The American University earmarked for the south of the island will generate about €25 million each year, boosting the economy by one per cent, Prime Minister Joseph Muscat said yesterday.
Speaking on the Labour Party’s One Radio, Dr Muscat said the new campus would be a major economic boost for the country, particularly the south.
Jordanian investors are expected to meet tomorrow to sign a preliminary agreement for the development of the university campus, a construction investment of about €100 million.
Dr Muscat said lack of investment in the south of Malta in the past has led to families earning less than those living elsewhere on the island. The average southern family, he said, had an annual income that was €2,500 shy of that earned by families on the rest of the island.
If the educational project materialises, the American University of Malta will be established in collaboration with the Chicago-based De Paul University, the largest Catholic university in the US.
If I had to base my decisions on not wanting to anger one side or the other, I wouldn’t take any decisions. This is the way investment is created
Dr Muscat said the campus would employ about 800 people and create 4,000 jobs. New jobs, however, would not be the only result of the university project investment. he said, noting that studies had shown that educational institutions created indirect investment in the economy.

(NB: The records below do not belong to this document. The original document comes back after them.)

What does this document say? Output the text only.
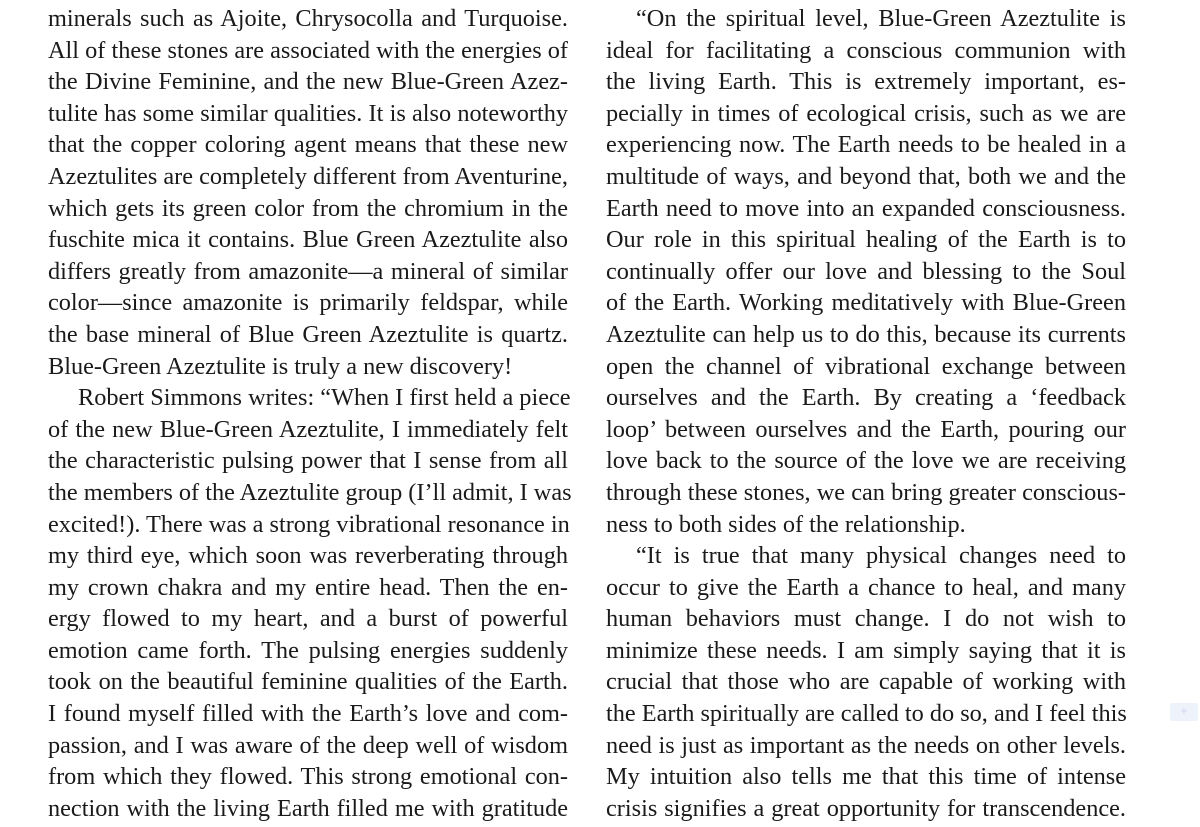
minerals such as Ajoite, Chrysocolla and Turquoise.
All of these stones are associated with the energies of
the Divine Feminine, and the new Blue-Green Azez-
tulite has some similar qualities. It is also noteworthy
that the copper coloring agent means that these new
Azeztulites are completely different from Aventurine,
which gets its green color from the chromium in the
fuschite mica it contains. Blue Green Azeztulite also
differs greatly from amazonite—a mineral of similar
color—since amazonite is primarily feldspar, while
the base mineral of Blue Green Azeztulite is quartz.
Blue-Green Azeztulite is truly a new discovery!
Robert Simmons writes: “When I first held a piece
of the new Blue-Green Azeztulite, I immediately felt
the characteristic pulsing power that I sense from all
the members of the Azeztulite group (I’ll admit, I was
excited!). There was a strong vibrational resonance in
my third eye, which soon was reverberating through
my crown chakra and my entire head. Then the en-
ergy flowed to my heart, and a burst of powerful
emotion came forth. The pulsing energies suddenly
took on the beautiful feminine qualities of the Earth.
I found myself filled with the Earth’s love and com-
passion, and I was aware of the deep well of wisdom
from which they flowed. This strong emotional con-
nection with the living Earth filled me with gratitude
“On the spiritual level, Blue-Green Azeztulite is
ideal for facilitating a conscious communion with
the living Earth. This is extremely important, es-
pecially in times of ecological crisis, such as we are
experiencing now. The Earth needs to be healed in a
multitude of ways, and beyond that, both we and the
Earth need to move into an expanded consciousness.
Our role in this spiritual healing of the Earth is to
continually offer our love and blessing to the Soul
of the Earth. Working meditatively with Blue-Green
Azeztulite can help us to do this, because its currents
open the channel of vibrational exchange between
ourselves and the Earth. By creating a ‘feedback
loop’ between ourselves and the Earth, pouring our
love back to the source of the love we are receiving
through these stones, we can bring greater conscious-
ness to both sides of the relationship.
“It is true that many physical changes need to
occur to give the Earth a chance to heal, and many
human behaviors must change. I do not wish to
minimize these needs. I am simply saying that it is
crucial that those who are capable of working with
the Earth spiritually are called to do so, and I feel this
need is just as important as the needs on other levels.
My intuition also tells me that this time of intense
crisis signifies a great opportunity for transcendence.
+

He said each of the 4,000 students expected to attend the university’s five colleges would spend about €15,000 in the Maltese economy. They would spend a further €1,000 each when their friends and family came to visit them, a phenomenon that would bolster tourism in the south.
The university project has raised concerns among the environmental lobby, as it is set to be developed on 90,000 square metres of green land in Marsascala that the government has offered to investors.
Dr Muscat said the planning authority would consider alternative sites for the development but the project would still take place in the south.
He said he understood the concerns being raised by the environmental lobby that the project would eat away at a large parcel of green land but the project should be seen in tandem with another for a national park.
Details on the proposed national park remain sketchy, however Dr Muscat said the project would ensure a large patch of land was safeguarded from development.
He said that just as the development of a university on green land had irritated environmentalists, so too had developers not embraced the proposal to cordon off a large piece of land for posterity.
“If I had to base my decisions on not wanting to anger one side or the other, then I wouldn’t take any decisions. This is the way investment is created and decisions need to be taken,” he said.